今まで彼にかかれば不可能なことなんて無かった。
「ペンギンが船から落ちた!
どうしよう!キャプテン、助けてくれ!!!」
「っ、なん、だと、、?」
キャプテンは船から暗い海を覗き込む。
もちろん、彼の姿などは見えない。
ペンギン。
ずっと、物心ついた時から隣にいた。俺の大切な幼馴染。
いつも一緒にいた。
俺の親友。
「っクソ!何も見えねぇ!!」
「ペンギン…」
嗚呼、キャプテンが悔しそうに顔を歪めている。
こんな顔は初めて見る。
いつものように、ため息をつきながら助けてくれるキャプテンはここにはいない。
そうだ。
彼は能力者だ。
海の前では、俺より無力。
「…ペンギンは本当に落ちたのか。

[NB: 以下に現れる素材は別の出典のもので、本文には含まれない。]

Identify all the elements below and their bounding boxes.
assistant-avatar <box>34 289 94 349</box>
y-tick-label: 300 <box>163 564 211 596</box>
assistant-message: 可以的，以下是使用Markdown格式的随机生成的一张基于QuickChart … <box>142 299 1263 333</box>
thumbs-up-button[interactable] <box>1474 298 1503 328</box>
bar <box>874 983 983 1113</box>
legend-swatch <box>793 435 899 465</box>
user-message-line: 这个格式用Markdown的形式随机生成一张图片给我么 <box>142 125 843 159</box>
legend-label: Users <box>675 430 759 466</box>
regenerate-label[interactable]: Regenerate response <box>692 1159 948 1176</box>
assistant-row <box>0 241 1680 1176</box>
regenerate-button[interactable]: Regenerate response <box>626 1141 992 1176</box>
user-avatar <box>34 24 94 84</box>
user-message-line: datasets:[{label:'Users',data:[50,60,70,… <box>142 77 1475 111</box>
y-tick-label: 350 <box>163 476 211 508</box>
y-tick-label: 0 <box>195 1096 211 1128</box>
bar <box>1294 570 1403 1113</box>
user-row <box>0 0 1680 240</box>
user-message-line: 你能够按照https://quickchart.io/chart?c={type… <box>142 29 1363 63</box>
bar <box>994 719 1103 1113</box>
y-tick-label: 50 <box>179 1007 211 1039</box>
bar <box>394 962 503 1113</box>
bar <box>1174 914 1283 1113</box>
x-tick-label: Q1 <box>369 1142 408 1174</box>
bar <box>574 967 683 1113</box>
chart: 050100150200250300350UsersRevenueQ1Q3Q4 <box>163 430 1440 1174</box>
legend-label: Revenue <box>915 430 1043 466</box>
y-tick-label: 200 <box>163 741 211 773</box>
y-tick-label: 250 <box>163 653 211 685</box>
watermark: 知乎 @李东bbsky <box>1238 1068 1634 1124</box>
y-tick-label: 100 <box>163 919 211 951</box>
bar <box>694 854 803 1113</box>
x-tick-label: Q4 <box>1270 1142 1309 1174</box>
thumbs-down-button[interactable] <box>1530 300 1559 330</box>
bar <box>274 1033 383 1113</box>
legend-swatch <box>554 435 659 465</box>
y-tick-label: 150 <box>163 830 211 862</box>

」
キャプテンは真っ黒い海を見ながらそういう。
「カラが、急に走って出てきて、、、ペンギンが海に落ちたって、必ず連れて帰るからローに伝えろっていって、、、
っ、そうだ!カラも飛び込んでいって帰ってきてない!!」
「っなんだと!
こんな海に飛び込んだのか!?」
「あ、あぁ。」
無茶だ。
こんなに荒れた海。
いくら強くて運動能力が優れたカラでも、、、人1人抱えて泳げるわけがない。
「…アイツ、まだ泳げる身体じゃねぇぞ…」
「…!」
最悪だ。
このままだと、
ペンギンどころか、カラも、、、
俺たちの中でこの海の中を泳いで2人を探し出して連れ帰る、なんて芸当できる人間はいない。